[rhos-list] cloud-init configuration for ssh access

Lars Kellogg-Stedman lars at redhat.com
Fri Oct 18 20:17:49 UTC 2013


On Fri, Oct 18, 2013 at 07:57:10PM +0000, David Raddatz wrote:
> Is there a way to comment things out? (the # sign is my guess)

Yes.  This file uses YAML syntax (http://en.wikipedia.org/wiki/YAML),
which uses '#' as a comment character.

You'll find lots of cloud-init documentation here:

  http://cloudinit.readthedocs.org/en/latest/index.html

(Although note that this documents the most recent version
of cloud-init, while the version in EPEL seems to be behind a few
revs.  A cursory look at the examples suggests that they're still
relevant.)

> Near the top it has 
> 	users:
> 	 - default

> Do I need to add "- root" if I want to allow root to login as well?
> OR, do I just change disable_root: from 1 to 0?

When `disable_root` is `1`, then when you try to log into your system
as root using your ssh key you will see this message:

  Please login as the user "cloud" rather than the user "root".

(Where "cloud" is whatever user was provisioned by cloud-init)
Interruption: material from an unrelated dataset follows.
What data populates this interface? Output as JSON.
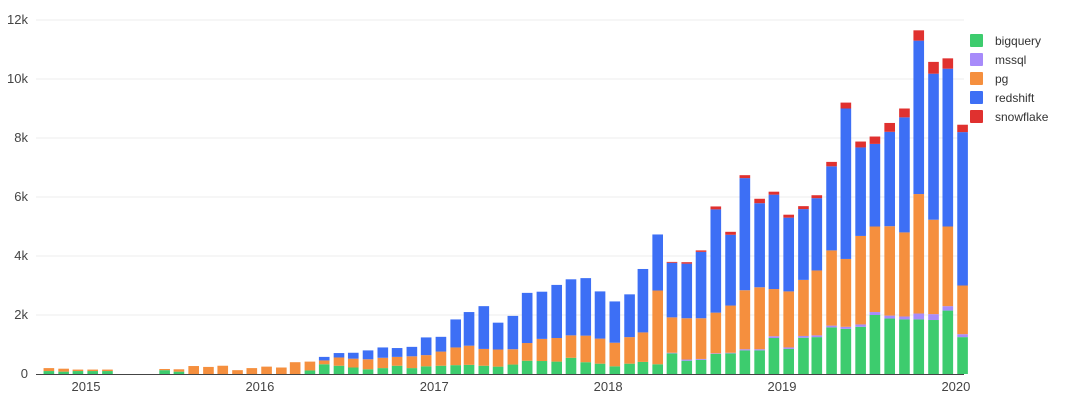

Having `disable_root` set to 0 basically means "do nothing to the root
account".

> Under "system_info:", there is a "default_user:" section with
> cloud-user.  I just renamed that so I wouldn't confused for when I
> was using the rh image or my image (used cloud-tester for my image).
> Do I need to add cloud-tester under "users:" or should I be OK since
> I made that user the default.

I believe the `- default` entry in the `users` section will cause
cloud-init to set up the `default_user` in the `system_info` section.
I have never actually bothered trying to modify this so consider this
conjecture on my part.

This page has example of creating additional users via cloud-init:

  http://cloudinit.readthedocs.org/en/latest/topics/examples.html

Note that if you're building your own image, you may also want to add
dracut-modules-growroot.noarch and rebuilding your initramfs.
If you're using a simple partitioning scheme, this module will edit
your partition table to expand the partition containing your root
filesystem so that it fills the disk.  This allows you (or Fedora, or
Ubuntu) to distribute a small cloud image and then deploy it onto a
much larger disk and be able to take advantage of the extra space.